- Advertisement -

‘I didn’t do something’: ‘Bridgegate’ scandal’s Kelly on defensive in NJ race


- Advertisement -

Bridget Anne Kelly — whose conviction in the “Bridgegate” scandal was overturned by the US Supreme Court — was ripped in a current debate by her Democratic Bergen County clerk race opponent for the politically motivated 2013 George Washington Bridge lane closures.

Two-term incumbent Democrat John Hogan on Tuesday rehashed the monumental incident, charging Kelly’s profession was “not exactly a distinguished” one, and that her public service work was “appointed political jobs,” the Bergen Record reported.

Hogan added that he’s “not sure her past qualifies her” for the submit of county clerk, a task that features recording, submitting and sustaining many public information in addition to helping with administering elections.

Kelly — a former aide to ex-New Jersey Gov. Chris Christie who authored the infamous “time for some traffic problems” e-mail — maintained her innocence in the debacle.

“I didn’t do anything,” Kelly mentioned throughout a debate in Teaneck, hosted by the Bergen County chapter of the NAACP, according to CBS 2. “I can assure you, I had no role in closing or realigning the lanes of the bridge.”

Bergen County Clerk John Hogan said Kelly's political career was "not exactly a distinguished" in reference to the scandal.
Bergen County Clerk John Hogan mentioned Kelly’s political profession was “not exactly a distinguished” in reference to the scandal.

“I was convicted, yes, on nine federal charges, and then guess what? My conviction was overturned,” she reportedly added. “I didn’t close the bridge, Mr. Hogan. I did not close the bridge.”

The Republican challenger insisted she was merely a scapegoat for extra highly effective officers, together with one “that even ran for president,” in a reference to Christie’s 2016 Republican presidential main bid, in response to the Bergen Record.

Kelly wrote the notorious e-mail with the topic line “Time for some Traffic Problems in Fort Lee” as a part of a scheme to diverted site visitors from the George Washington Bridge entrance into Fort Lee. The ploy was enacted in order to precise revenge in opposition to Fort Lee Mayor Mark Sokolich, a Democrat, as a result of he didn’t endorse Christie’s re-election bid.

Former New Jersey Gov. Chris Christie wasn't charged with any wrongdoing in connection to the bridge scandal.
Former New Jersey Gov.

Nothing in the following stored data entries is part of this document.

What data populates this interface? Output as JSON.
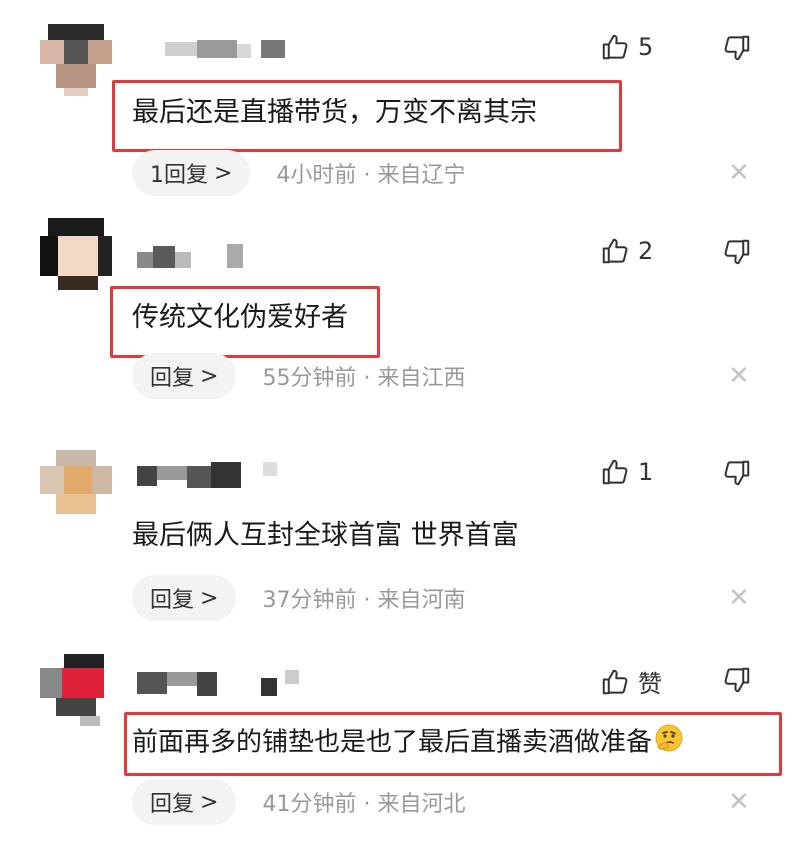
{
  "comments": [
    {
      "text": "最后还是直播带货，万变不离其宗",
      "likes": "5",
      "reply_label": "1回复",
      "time": "4小时前",
      "location": "来自辽宁",
      "highlighted": true
    },
    {
      "text": "传统文化伪爱好者",
      "likes": "2",
      "reply_label": "回复",
      "time": "55分钟前",
      "location": "来自江西",
      "highlighted": true
    },
    {
      "text": "最后俩人互封全球首富 世界首富",
      "likes": "1",
      "reply_label": "回复",
      "time": "37分钟前",
      "location": "来自河南",
      "highlighted": false
    },
    {
      "text": "前面再多的铺垫也是也了最后直播卖酒做准备",
      "likes": "赞",
      "reply_label": "回复",
      "time": "41分钟前",
      "location": "来自河北",
      "highlighted": true
    }
  ],
  "ui": {
    "chevron": ">",
    "separator": "·",
    "close_glyph": "✕"
  },
  "colors": {
    "highlight_border": "#e23a3a",
    "meta_text": "#999999",
    "reply_pill_bg": "#f3f3f3"
  },
  "icons": {
    "like": "thumbs-up-icon",
    "dislike": "thumbs-down-icon",
    "close": "close-icon",
    "emoji": "thinking-face-emoji"
  }
}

Chris Christie wasn’t charged with any wrongdoing in connection to the bridge scandal.
REUTERS/Eduardo Munoz/File Photo

Kelly was discovered responsible in 2016 for her half in devising the Fort Lee site visitors jam plan — which decreased site visitors to the bridge from Fort Lee to only one lane, inflicting main backups in for days — together with Christie’s Port Authority executives Bill Baroni and David Wildstein.

Christie was not charged with any wrongdoing.

Kelly stressed in the debate that she didn't have any involvement in closing lanes of the bridge.
Kelly harassed in the controversy that she didn’t have any involvement in closing lanes of the bridge.

But in May 2020, the US Supreme Court overturned the federal convictions in opposition to Kelly and Baroni.

Her involvement in the Fort Lee incident turning into a marketing campaign situation isn’t a shock to Kelly. She informed The Post in January that she anticipated it to return up and that wouldn’t draw back from instantly addressing the matter.

“It’s not something I’m afraid to talk about,” Kelly mentioned beforehand. “I testified for four or five days in a federal trial. I wasn’t afraid of the US Attorney’s Office. I’m not afraid of this.”

In addition, her rival, Hogan, Hogan informed an area outlet that her e-mail disqualified her from future public service.

She’s already had a chance at public service and I don’t assume she needs to be rebuilding her life on the general public dime,” Hogan told NorthJersey.com. “You can’t take that e-mail away. Maybe the Supreme Court determined that she didn’t break any legal guidelines but it surely was actually unethical.